Mis à part l’art, Wannenes se concentre également sur les ventes aux enchères de voitures et de vins. Un marché en pleine expansion. Il poursuit: «Ils deviennent des segments importants. Sur celui de la voiture, les collectionneurs recherchent l'unicité, comme par exemple l'Alfa Romeo 8C, un modèle unique. Les vins au contraire touchent surtout la clientèle orientale, qui apprécie les vins français, mais dont l’intérêt va croissant sur le marché italien. Un investissement en vin est toujours intéressant et agréable, car s’il ne vous satisfait pas, vous pouvez toujours le boire (rire). Plus sérieusement, il faut acheter par passion, l'investissement vient plus tard. Coco Chanel disait que le luxe est un besoin qui commence là où la nécessité s'arrête. Acheter un objet auquel on tient procure du bonheur. Cette sensation n’est pas quantifiable, mais elle est fondamentale dans les moments de grande incertitude actuelle.»

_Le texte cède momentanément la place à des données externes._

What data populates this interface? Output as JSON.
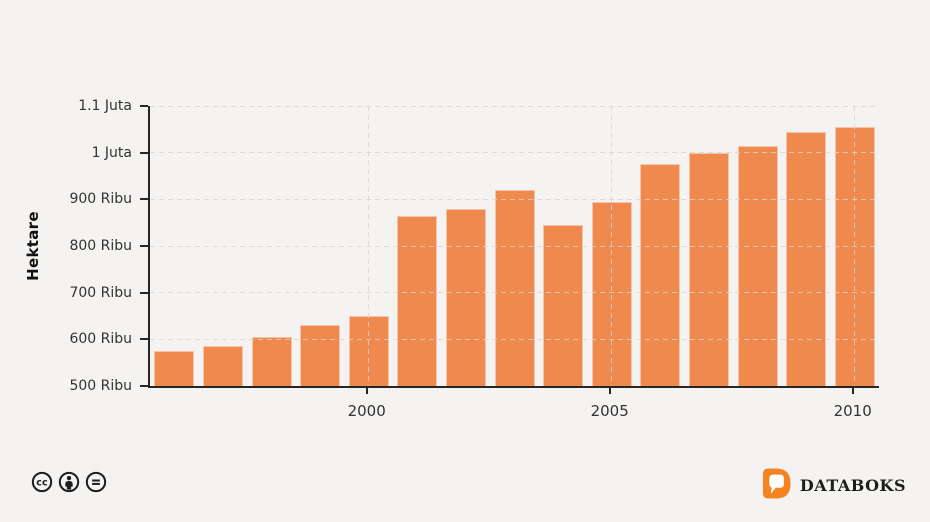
{
  "chart_data": {
    "type": "bar",
    "title": "",
    "ylabel": "Hektare",
    "unit": "Ribu Hektare",
    "x": [
      1996,
      1997,
      1998,
      1999,
      2000,
      2001,
      2002,
      2003,
      2004,
      2005,
      2006,
      2007,
      2008,
      2009,
      2010
    ],
    "values_ribu": [
      575,
      585,
      605,
      630,
      650,
      865,
      880,
      920,
      845,
      895,
      975,
      1000,
      1015,
      1045,
      1055
    ],
    "ylim_ribu": [
      500,
      1100
    ],
    "yticks": [
      {
        "value": 500,
        "label": "500 Ribu"
      },
      {
        "value": 600,
        "label": "600 Ribu"
      },
      {
        "value": 700,
        "label": "700 Ribu"
      },
      {
        "value": 800,
        "label": "800 Ribu"
      },
      {
        "value": 900,
        "label": "900 Ribu"
      },
      {
        "value": 1000,
        "label": "1 Juta"
      },
      {
        "value": 1100,
        "label": "1.1 Juta"
      }
    ],
    "xticks": [
      {
        "year": 2000,
        "label": "2000"
      },
      {
        "year": 2005,
        "label": "2005"
      },
      {
        "year": 2010,
        "label": "2010"
      }
    ],
    "grid": true,
    "legend": "none",
    "colors": {
      "bar": "#F0894E",
      "axis": "#262626",
      "gridline": "#D6D4D0",
      "background": "#F4F3F1",
      "tick_text": "#333333"
    }
  },
  "footer": {
    "license_icons": [
      {
        "name": "cc-icon"
      },
      {
        "name": "attribution-icon"
      },
      {
        "name": "no-derivatives-icon"
      }
    ],
    "brand_text": "DATABOKS",
    "brand_color": "#F5831F"
  }
}
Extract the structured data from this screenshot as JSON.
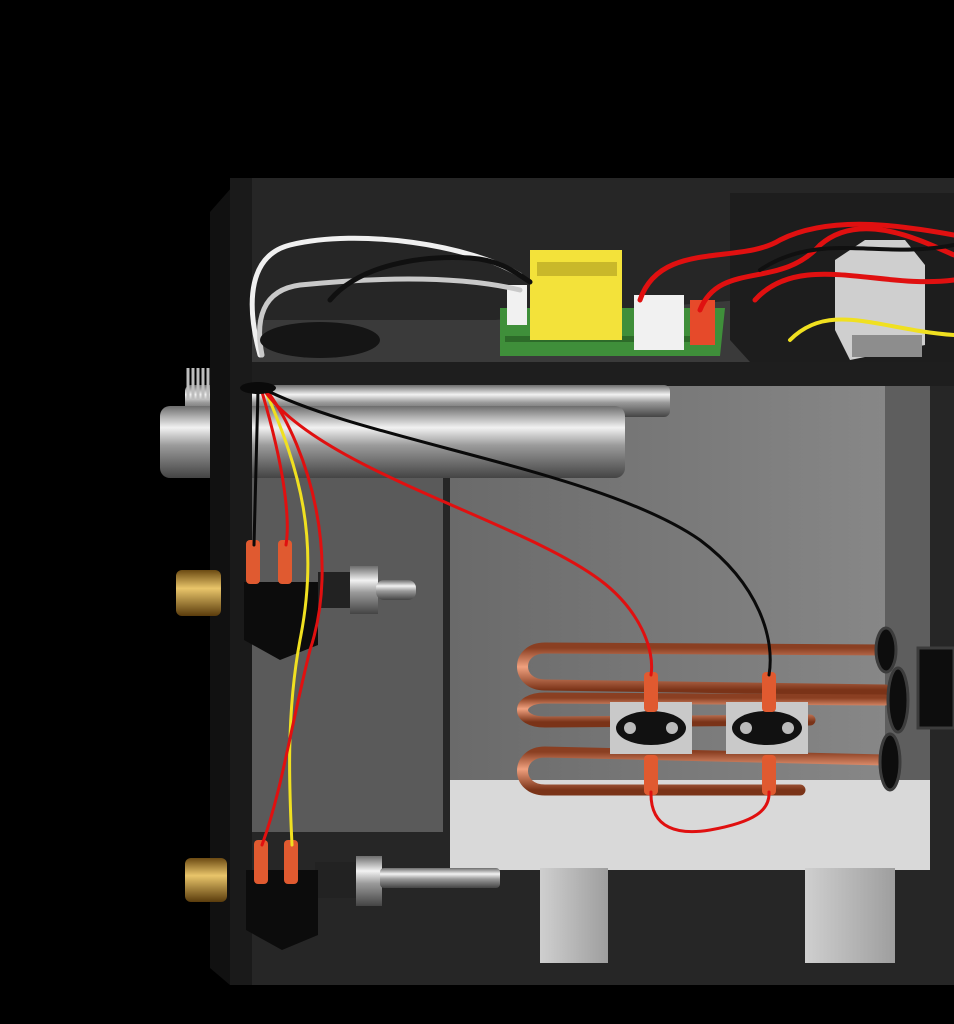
{
  "scene": {
    "subject": "steam-generator-cutaway-render",
    "background_color": "#000000",
    "wire_colors": {
      "red": "#e01010",
      "yellow": "#f0e020",
      "black": "#0a0a0a",
      "white": "#f0f0f0"
    },
    "pipe_color": "#d2785a",
    "board_color": "#3f8f3a",
    "transformer_color": "#f3e23a",
    "fitting_color": "#c89a3c"
  }
}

Comment le marché de l'art va-t-il réagir en 2020? Deux questions à Barbara Tagliaferri, Deloitte
Il est difficile aujourd'hui de comprendre comment le marché de l'art va réagir en 2020, avec des foires virtuelles, comme Art Basel, riches en informations, mais où manque la magie du contact physique avec l'œuvre et les visiteurs, ce monde étant surtout fait de relationnel, et non seulement de connexion.

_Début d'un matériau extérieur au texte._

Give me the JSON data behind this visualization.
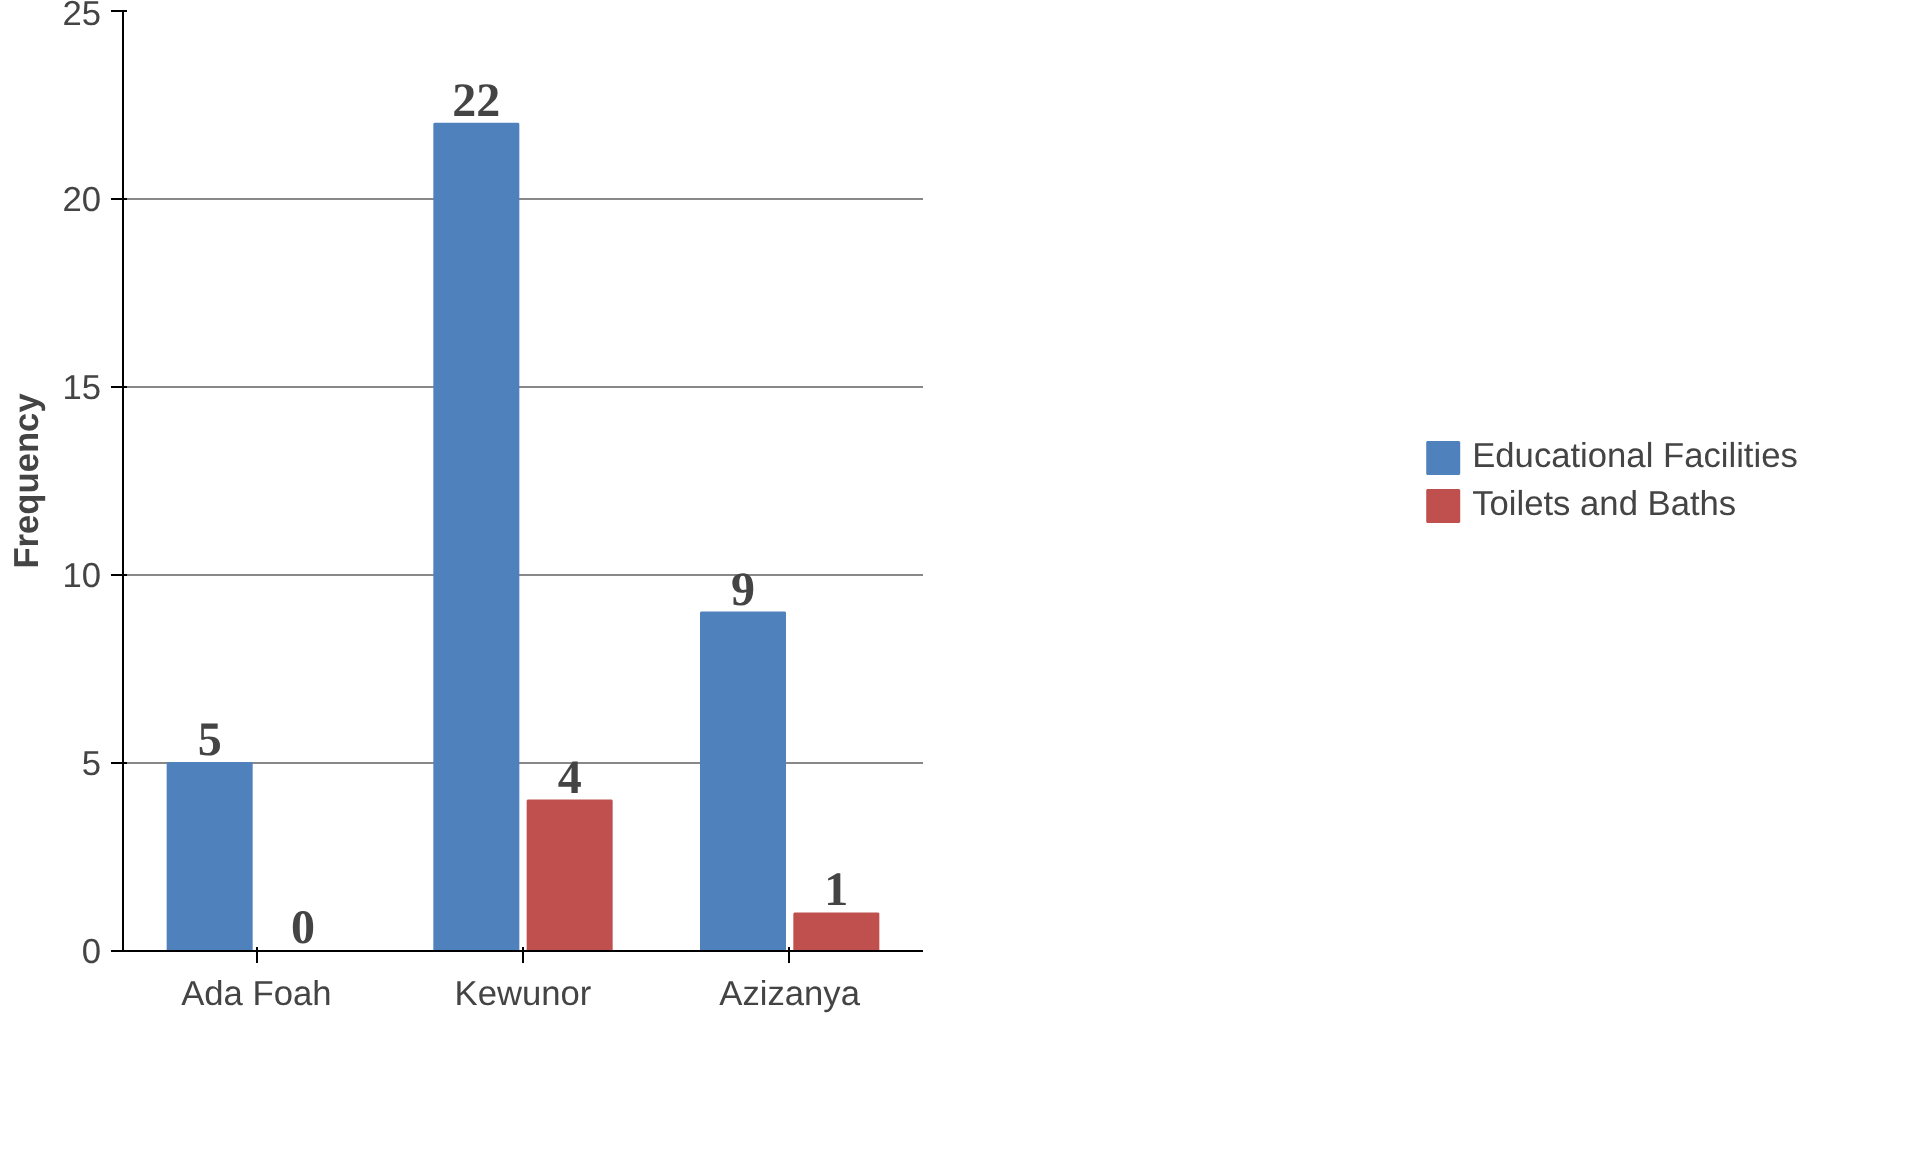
{
  "chart_data": {
    "type": "bar",
    "ylabel": "Frequency",
    "categories": [
      "Ada Foah",
      "Kewunor",
      "Azizanya"
    ],
    "series": [
      {
        "name": "Educational Facilities",
        "color": "#4f81bd",
        "values": [
          5,
          22,
          9
        ]
      },
      {
        "name": "Toilets and Baths",
        "color": "#c0504d",
        "values": [
          0,
          4,
          1
        ]
      }
    ],
    "ylim": [
      0,
      25
    ],
    "yticks": [
      0,
      5,
      10,
      15,
      20,
      25
    ],
    "grid": "y",
    "legend": "right",
    "data_labels": true
  }
}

La question a été posée à Barbara Tagliaferri, coordinatrice Art&Finance de Deloitte pour l'Italie. Elle nous livre ces réponses dans une interview exclusive.
Qu'avez-vous remarqué sur le marché de l'art pendant le Covid?

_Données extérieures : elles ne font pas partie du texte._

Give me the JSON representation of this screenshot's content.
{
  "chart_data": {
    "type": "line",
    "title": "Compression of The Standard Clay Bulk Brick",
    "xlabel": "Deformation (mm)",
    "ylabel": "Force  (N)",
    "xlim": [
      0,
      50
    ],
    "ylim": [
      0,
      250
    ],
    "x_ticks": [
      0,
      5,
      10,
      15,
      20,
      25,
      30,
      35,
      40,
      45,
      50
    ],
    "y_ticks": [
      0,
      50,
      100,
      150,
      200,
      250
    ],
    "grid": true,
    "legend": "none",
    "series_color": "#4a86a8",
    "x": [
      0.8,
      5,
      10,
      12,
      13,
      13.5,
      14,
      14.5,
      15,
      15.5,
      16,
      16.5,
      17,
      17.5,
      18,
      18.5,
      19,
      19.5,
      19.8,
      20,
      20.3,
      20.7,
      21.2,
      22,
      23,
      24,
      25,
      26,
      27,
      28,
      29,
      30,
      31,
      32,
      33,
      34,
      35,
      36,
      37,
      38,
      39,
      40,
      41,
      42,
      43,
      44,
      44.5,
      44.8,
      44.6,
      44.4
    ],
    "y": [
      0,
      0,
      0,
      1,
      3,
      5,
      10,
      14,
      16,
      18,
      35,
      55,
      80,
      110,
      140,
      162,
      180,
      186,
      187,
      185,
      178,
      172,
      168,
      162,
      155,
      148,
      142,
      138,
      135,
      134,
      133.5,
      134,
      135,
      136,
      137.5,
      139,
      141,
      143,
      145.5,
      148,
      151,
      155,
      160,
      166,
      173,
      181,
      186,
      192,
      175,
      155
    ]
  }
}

Le marché de l'art s'est ouvert au public de manière très généreuse, en mettant tout en ligne, avec une surabondance d'offres. Nous avons remarqué que le marché en ligne a surtout touché le milieu de gamme des investisseurs qui recherchaient de l'art accessible. Certes, le public s'est élargi ces derniers mois, l'art est devenu plus démocratique, mais tout cela n'a pas réussi à compenser les pertes dues au lockdown. Les foires d’art ont été annulées en nombre et il faut le rappeler, c'est un secteur qui vit de moments de discussions, de rencontre, d’échanges, d’interaction émotionnelle avec l’oeuvre, c’est ce qui contribue à animer le marché.
Comment pensez-vous que le marché réagira en 2020?
Comme il s'agit d'une nouvelle crise et qu'elle est complètement différente des précédentes, il est difficile de faire des prévisions. Si l'on analyse les premiers mois, les ventes aux enchères en ligne ont augmenté, mais le chiffre d'affaires total a diminué. La technologie va jouer un rôle de plus en plus important, nous l’avons d’ailleurs remarqué sur les ArtTech, ces nouvelles réalités qui opèrent dans le numérique et qui allient l'art et la technologie; celles de la première génération étaient impliquées dans le commerce électronique, les ventes en ligne. Mais aujourd’hui, elles s’impliquent dans la traçabilité, l'authenticité, l'origine de l'œuvre, pour une plus grande transparence, devenant de plus en plus importantes. Quant aux ventes aux enchères, le rapport Pi-eX souligne que les ventes en ligne de juin ont représenté 46 % des ventes prévues, mais seulement 6 % du chiffre d'affaires, données qui excluent les ventes privées, où les œuvres les plus précieuses ont probablement été échangées. Je pense que le contexte économique mondial négatif conduira le marché de l'art vers un plus grand équilibre, et une plus grande durabilité; je pense aussi à un rôle éducatif de l'art dans la société, je me réfère à ce qui a été fait aux Etats-Unis pendant la crise de 1929, au New Deal de Roosevelt et aux investissements dans l'art public. On repensera la valeur de l'art, en passant de la mode à la qualité; sans exclure l'engagement de particuliers dans l'art public avec des fondations.